Review by Crashman_

"Capcom paves the way for the future of video games"

“Capcom takes you back to the past to see the future of video games!” Or so the flyer for Dynasty Wars read back in 1989. They didn't know how right they were, or how far into the future they were talking about. This is the game that was a direct inspiration for Dynasty Warriors, or at least its American version name. Dynasty Wars is a left to right scrolling beat ‘em up game, with a twist; all of the characters use weapons and you are always fighting on horseback. This came out around the same time as final fight, so it was not only a way to release a new beat ‘em up game, but also plug their home version, what we know as Destiny of an Emperor. The Japanese name of the game is ‘Tenchi Wo Kurau,' which translates to “Devouring/Destruction of Heaven and Earth,” which apparently means “Conquering the Land.” The game takes place in the Three Kingdoms era of ancient China, but the character designs had nothing to do with Koei's strategy games. In fact, Tenchi Wo Kurau was a successful Manga back then, and presumably the games were successful too, getting sequels in both arcades and on home consoles. Enough game history though, on to the review!

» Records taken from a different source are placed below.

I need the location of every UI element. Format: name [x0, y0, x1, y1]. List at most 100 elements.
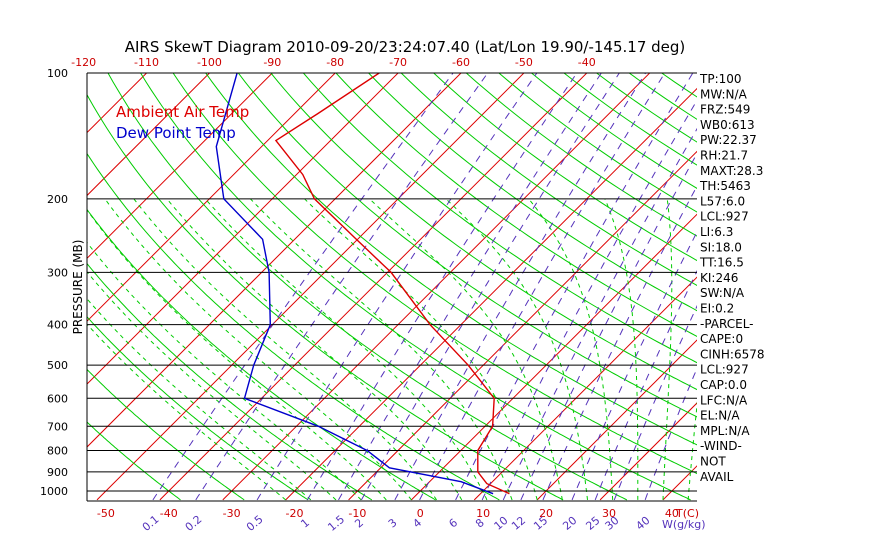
stat-line: MPL:N/A: [700, 424, 750, 438]
mixing-ratio-line: [613, 304, 697, 501]
stat-line: CAPE:0: [700, 332, 743, 346]
pressure-tick-label: 200: [47, 193, 68, 206]
y-axis-label: PRESSURE (MB): [71, 240, 85, 335]
isotherm-line: [87, 73, 148, 134]
isobar-lines: [87, 73, 697, 492]
temperature-tick-label: -30: [223, 507, 241, 520]
mixing-ratio-label: 12: [509, 514, 528, 533]
top-temperature-tick-label: -50: [515, 56, 533, 69]
isotherm-line: [222, 73, 651, 501]
temperature-tick-label: -10: [348, 507, 366, 520]
dry-adiabat-line: [530, 73, 697, 189]
dry-adiabat-line: [432, 73, 697, 262]
temperature-tick-label: -40: [160, 507, 178, 520]
moist-adiabat-line: [87, 323, 287, 501]
pressure-tick-label: 1000: [40, 485, 68, 498]
chart-title: AIRS SkewT Diagram 2010-09-20/23:24:07.4…: [125, 38, 686, 56]
stat-line: LI:6.3: [700, 225, 733, 239]
x-axis-label: T(C): [675, 507, 699, 520]
temperature-tick-label: 20: [539, 507, 553, 520]
mixing-ratio-line: [394, 73, 647, 501]
stat-line: MAXT:28.3: [700, 164, 763, 178]
stat-line: TH:5463: [699, 179, 751, 193]
isotherm-line: [411, 213, 697, 501]
isotherm-line: [87, 73, 336, 322]
top-temperature-tick-label: -40: [578, 56, 596, 69]
mixing-ratio-label: 3: [386, 516, 400, 530]
isotherm-line: [599, 402, 697, 501]
stat-line: WB0:613: [700, 118, 755, 132]
mixing-ratio-line: [256, 73, 538, 501]
mixing-ratio-label: 10: [492, 514, 511, 533]
pressure-tick-label: 500: [47, 359, 68, 372]
mixing-ratio-line: [338, 73, 602, 501]
pressure-tick-label: 300: [47, 266, 68, 279]
stat-line: -PARCEL-: [700, 317, 754, 331]
moist-adiabat-lines: [87, 198, 697, 501]
moist-adiabat-line: [166, 198, 463, 501]
dry-adiabat-line: [87, 93, 564, 501]
moist-adiabat-line: [250, 198, 513, 501]
temperature-tick-label: -20: [286, 507, 304, 520]
stat-line: PW:22.37: [700, 133, 757, 147]
moist-adiabat-line: [528, 198, 614, 500]
stat-line: RH:21.7: [700, 149, 748, 163]
pressure-tick-label: 900: [47, 466, 68, 479]
isotherm-line: [87, 73, 274, 260]
isotherm-line: [87, 73, 211, 197]
stat-line: CAP:0.0: [700, 378, 747, 392]
top-temperature-ticks: -120 -110 -100 -90 -80 -70 -60 -50 -40: [71, 56, 596, 69]
moist-adiabat-line: [87, 209, 387, 501]
mixing-ratio-label: 1.5: [325, 513, 347, 534]
mixing-ratio-label: 0.5: [244, 513, 266, 534]
mixing-ratio-line: [360, 73, 620, 501]
dry-adiabat-line: [107, 73, 628, 501]
temperature-tick-label: 10: [476, 507, 490, 520]
moist-adiabat-line: [204, 198, 488, 501]
isotherm-line: [789, 54, 870, 500]
dew-point-temp-line: [215, 73, 494, 495]
ambient-air-temp-line: [274, 73, 510, 495]
moist-adiabat-line: [104, 198, 412, 501]
isotherm-line: [96, 73, 525, 501]
isotherm-line: [536, 339, 697, 501]
dry-adiabat-line: [87, 152, 500, 501]
mixing-ratio-line: [644, 367, 697, 501]
mixing-ratio-line: [520, 152, 697, 501]
stat-line: CINH:6578: [700, 347, 765, 361]
dry-adiabat-line: [400, 73, 697, 286]
dry-adiabat-lines: [87, 73, 697, 501]
stat-line: FRZ:549: [700, 103, 750, 117]
stat-line: TP:100: [699, 72, 742, 86]
plot-frame: [86, 72, 697, 502]
moist-adiabat-line: [604, 198, 639, 500]
temperature-tick-label: 40: [665, 507, 679, 520]
dry-adiabat-line: [302, 73, 697, 364]
mixing-ratio-unit-label: W(g/kg): [662, 518, 706, 531]
moist-adiabat-line: [87, 298, 312, 501]
dry-adiabat-line: [87, 421, 181, 501]
top-temperature-tick-label: -110: [134, 56, 159, 69]
chart-legend: Ambient Air Temp Dew Point Temp: [116, 103, 249, 142]
temperature-tick-label: 0: [417, 507, 424, 520]
legend-dew-point-temp: Dew Point Temp: [116, 124, 236, 142]
top-temperature-tick-label: -120: [71, 56, 96, 69]
mixing-ratio-line: [419, 73, 666, 501]
stat-line: EL:N/A: [700, 409, 740, 423]
mixing-ratio-line: [594, 270, 697, 501]
moist-adiabat-line: [662, 198, 673, 500]
stat-line: LFC:N/A: [700, 393, 748, 407]
isotherm-line: [473, 276, 697, 501]
plot-area: [87, 54, 870, 501]
mixing-ratio-lines: [152, 73, 697, 501]
dry-adiabat-line: [367, 73, 697, 312]
isotherm-line: [285, 87, 697, 501]
mixing-ratio-label: 6: [446, 516, 460, 530]
pressure-tick-label: 700: [47, 420, 68, 433]
stat-line: SW:N/A: [700, 286, 745, 300]
moist-adiabat-line: [445, 198, 588, 500]
stat-line: MW:N/A: [700, 87, 748, 101]
stat-line: L57:6.0: [700, 194, 745, 208]
mixing-ratio-line: [502, 127, 697, 501]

There's nothing that isn't doable on an early Super NES game here, but I'm sure at the time they blew people away. Fans of the home games probably enjoyed seeing their favorite characters portrayed in better color and size in the arcades. It is a very old game, so I'll give credit to the game for having moving backgrounds and plenty of soldiers on screen. The characters are quite small for a beat ‘em up, but this game is unique so it doesn't matter. The graphics are certainly better than most games available back then. In 1989, single color games were still in arcades. On the other end of the spectrum, Afterburner was THE state of the art game. Good for the time, and even better for fans. Character designs are straight out of the manga. On a side note, you can clearly see where Koei found their inspiration for their DW's Zhao Yun in this game.

There is nothing overly special about the music. It isn't the usual Capcom music. It has a bit of Chinese influence that is more apparent in some places than others.A few stages have some pretty good music. Sound effects are pretty dull. No realistic weapon noises or ‘slicing' blood sounds. There is a fair amount of voice in this game, a lot more than most games of the time. The voice is a little grainy.

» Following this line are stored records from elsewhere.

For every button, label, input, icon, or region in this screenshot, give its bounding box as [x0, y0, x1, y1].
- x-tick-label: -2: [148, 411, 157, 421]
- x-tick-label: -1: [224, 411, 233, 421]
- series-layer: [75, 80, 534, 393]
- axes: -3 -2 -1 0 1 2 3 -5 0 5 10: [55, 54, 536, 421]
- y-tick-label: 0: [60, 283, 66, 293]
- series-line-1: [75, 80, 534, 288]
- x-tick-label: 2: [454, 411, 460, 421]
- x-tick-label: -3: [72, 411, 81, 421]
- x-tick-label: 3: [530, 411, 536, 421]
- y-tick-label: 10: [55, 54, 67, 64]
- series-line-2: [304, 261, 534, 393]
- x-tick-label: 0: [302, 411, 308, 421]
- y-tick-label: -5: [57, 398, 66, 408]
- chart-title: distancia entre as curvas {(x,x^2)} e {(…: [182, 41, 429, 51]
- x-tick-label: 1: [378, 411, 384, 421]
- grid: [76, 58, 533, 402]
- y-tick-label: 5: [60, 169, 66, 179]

Well there isn't anything you can say about the base story of the game. It's taken from the Three Kingdoms novels and has characters from there. The game tries to throw you a few surprises, like fighting on a rickety bridge, or chasing Dong Zhuo's chariot. The stages have an ending screen, but there are no cut scenes. Most of the story is told during the game while you are fighting. The game covers from the Yellow Scarves in 184 to the campaign against Dong Zhuo. The ending tells you to wait for the sequel. Both the second home RPG and the second Arcade game take place after, so it could mean either one. Great marketing on Capcom's part.

Challenge. Well this all depends on how many coins you put in. The more coins you put in, the more times you can press start to increase your life bar. This game was obviously made to cost lots of quarters. Later bosses do insane amounts of damage. Be warned; if you lose your life and fall off your horse the game is over. You do not continue like in a traditional beat ‘em up. Whether this is good or bad is all a matter of taste. There is no waiting this way, but you had better be fast with the quarters and like the character you picked. There are 8 good sized levels to play through. If you play for real, you can probably beat the game with five dollars.

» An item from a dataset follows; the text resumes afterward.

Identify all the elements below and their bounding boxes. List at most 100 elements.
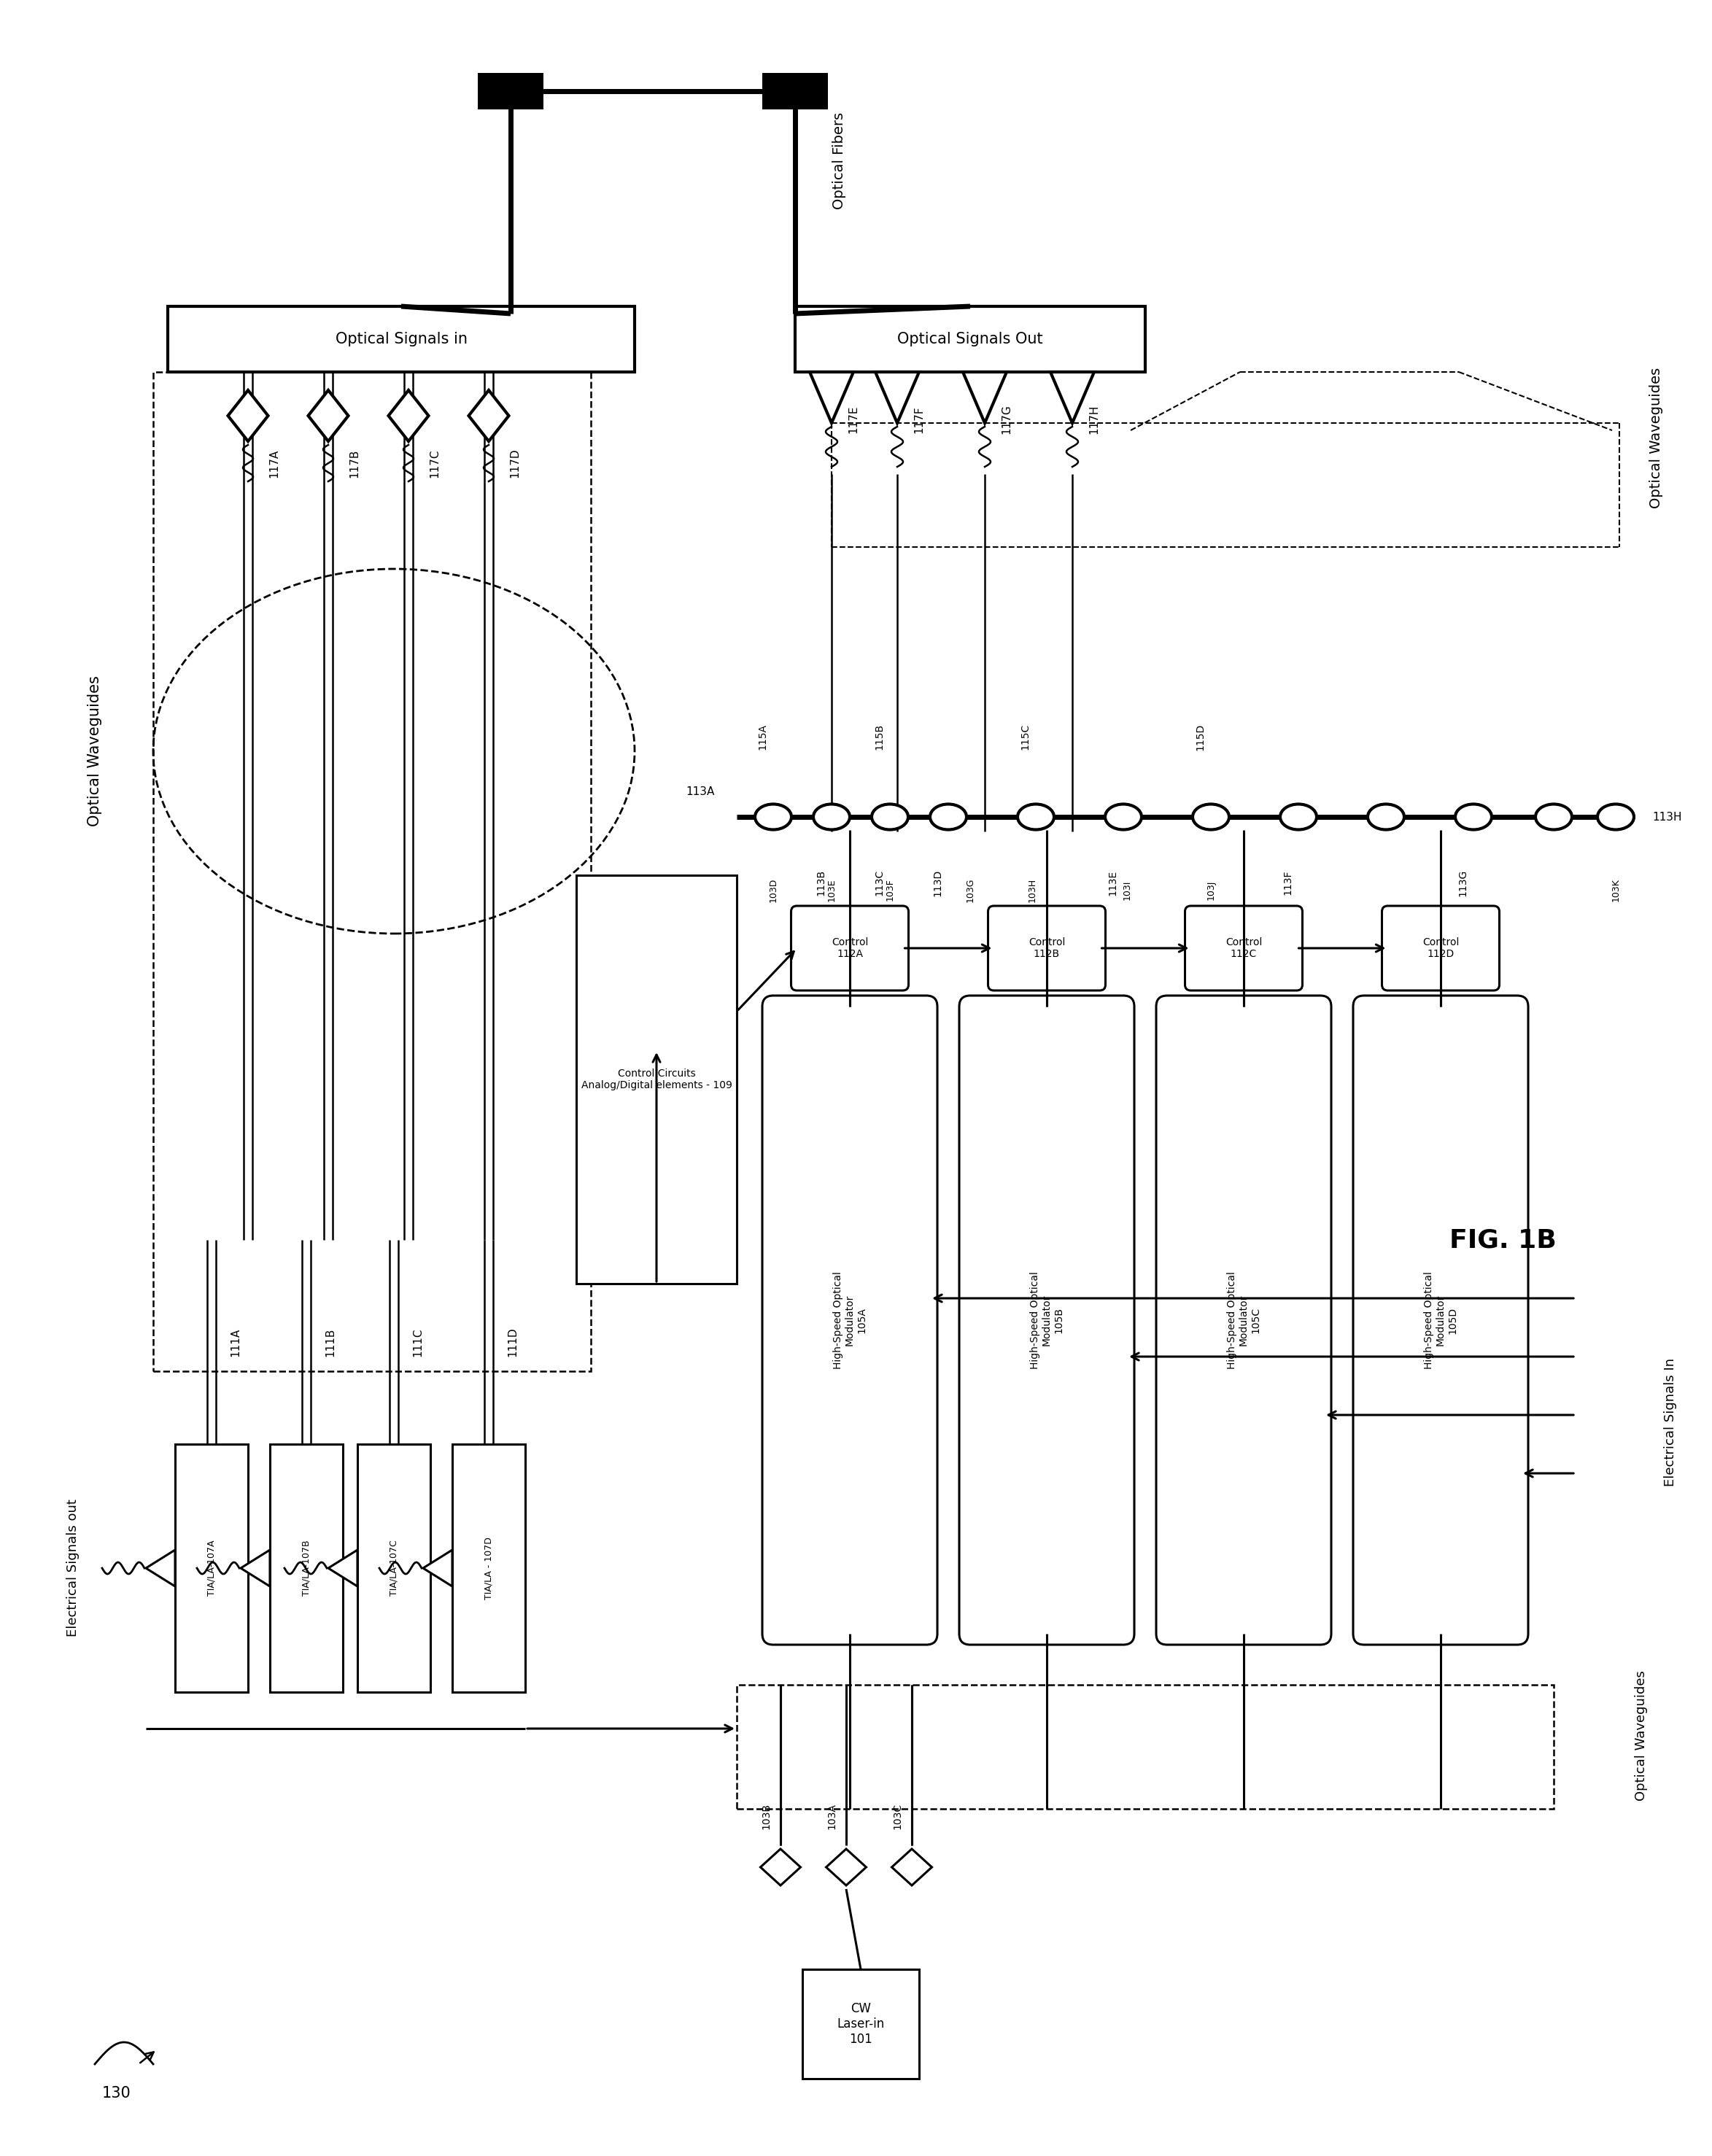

The game is very simple. There is the directional stick and three buttons. One button to swing each way and a special attack button. The special attack can be many different things, depending on what you have picked up. You can call a falling logs trap, have archers shoot some blue flaming arrows, and so on. Some are more effective than others, as they cover more ground. This takes a little bit of life, but not a crippling amount like other games that use this system. The game is very simple, but the action keeps the pace up. Unlike some of Capcom's other weapons based beat ‘em ups, you aren't fighting super cheap bosses that beat you down while you just take it like a champ. You have a charge up move that gets more range and power, and you can attack while you are getting attacked. Don't think you can just rush in and kill all of the bosses though. They have different moves and you will have to fight each one differently. You can pick from four characters; Liu Bei, Guan Yu, Zhao Yun, and a youthful Zhang Fei. They are basically two types of characters; swinging blades and spears. The spear units handle alike and so do the sword users. One of each has high attack with low defense and vice versa. Enemies are pretty standard; there are enemy horsemen, bowmen, infantry, infantry who move around like ninjas, and bosses. There are a few special enemies along the way.

This was pioneering the way for lots of more beat ‘em ups, and the excellent Dynasty Warriors games of today. I commend Capcom for making this game and I hope it did well.

Retro Rating; 89% Better than most games in the arcades back then, that's for sure. Afterburner was still king of the 1989 Arcade though.

Rating as an early beat -em up game; 72% Fun, but really crunches the quarters. I don't know where you'll see this today, unless there are retro arcades in your area. Worth trying just for its historical significance in video games. Think of it as Dynasty Warriors 2D.